Cuando llevan a los primeros presos de los regimientos negros a Smith, Denzler ordena a los demás prisioneros:
—Haced que los malditos negros os sirvan. Si no lo hacen, podéis pegarles, o denunciarlos, y yo les pegaré.
Marcus sabe, como jefe de policía, que tendrá que proteger a los nuevos aunque eso sea peligroso para él. Pero, aunque entre los presos hay muchos que opinan que los negros no deben estar en el ejército federal, nadie sigue las órdenes de Denzler, quizá por el desprecio que sienten por él, o por el respeto que sienten por cualquier soldado capturado de uniforme, sea negro o no.
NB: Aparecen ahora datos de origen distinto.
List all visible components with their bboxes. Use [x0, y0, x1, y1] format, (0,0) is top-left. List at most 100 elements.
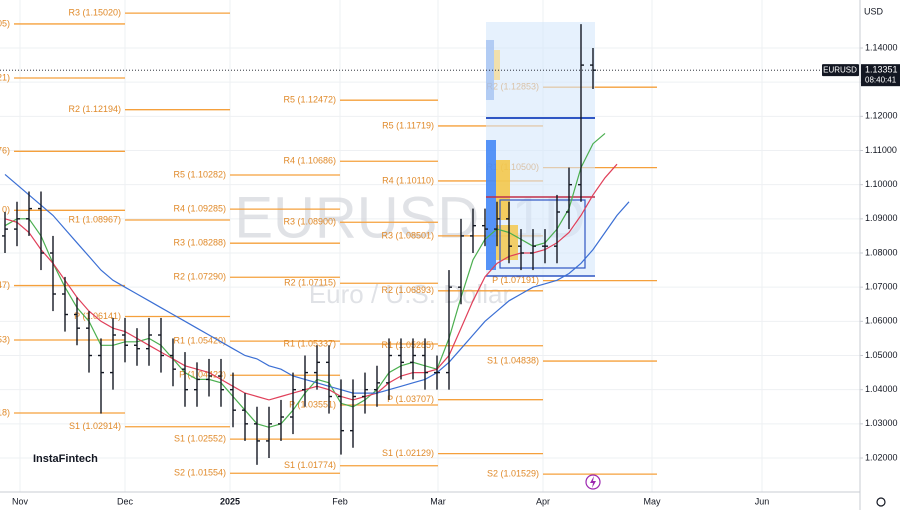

Marcus y Frank tienen ya fama de habilidosos, porque estaban en compañías que aprendían a reconstruir puentes y ferrocarriles mientras avanzaban. Utilizan los huesos de vaca de las raciones para hacer una especie de cucharas, botones y navajas de bolsillo para los hombres. El hecho de emplear sus manos así por primera vez desde que se puso el uniforme de soldado le da a Marcus el maravilloso y esquivo sentimiento de triunfo. Cuando trabaja, está vivo, y no siente dudas ni culpa por sus circunstancias. Frank, cuya salud ha mejorado mucho, hace pipas para sus camaradas, pero Marcus no puede soportar la idea de nada que tenga que ver con el tabaco. Lo que llama la atención no son las pipas en sí, sino las elaboradas tallas que crea Frank en ellas, con paisajes de casa, escenas de batallas y varios perros predilectos que los chicos le describen. Hasta los guardias las ven, y empiezan a intercambiar raíz de laurel y raciones extra por las pipas para poder enseñar «accesorios yanquis» a sus familias cuando vuelvan.
Es Marcus quien tiene la idea de empezar a coger piezas de las prensas de tabaco. Ha llegado el invierno y los enfermos lo pasan mal con el frío. No les dan nada para calentarse. Marcus siente que es su responsabilidad remediar la situación. Frank le ayuda a utilizar los tornillos y las planchas de hierro de las prensas para construir una chimenea que no queme el suelo. Pueden desmantelar el aparato rápido, cuando se acerca un guardia. No se les ocurre pensar que han iniciado una secuencia de acontecimientos que acabará haciendo que el capitán Denzler vierta toda su ira sobre ellos.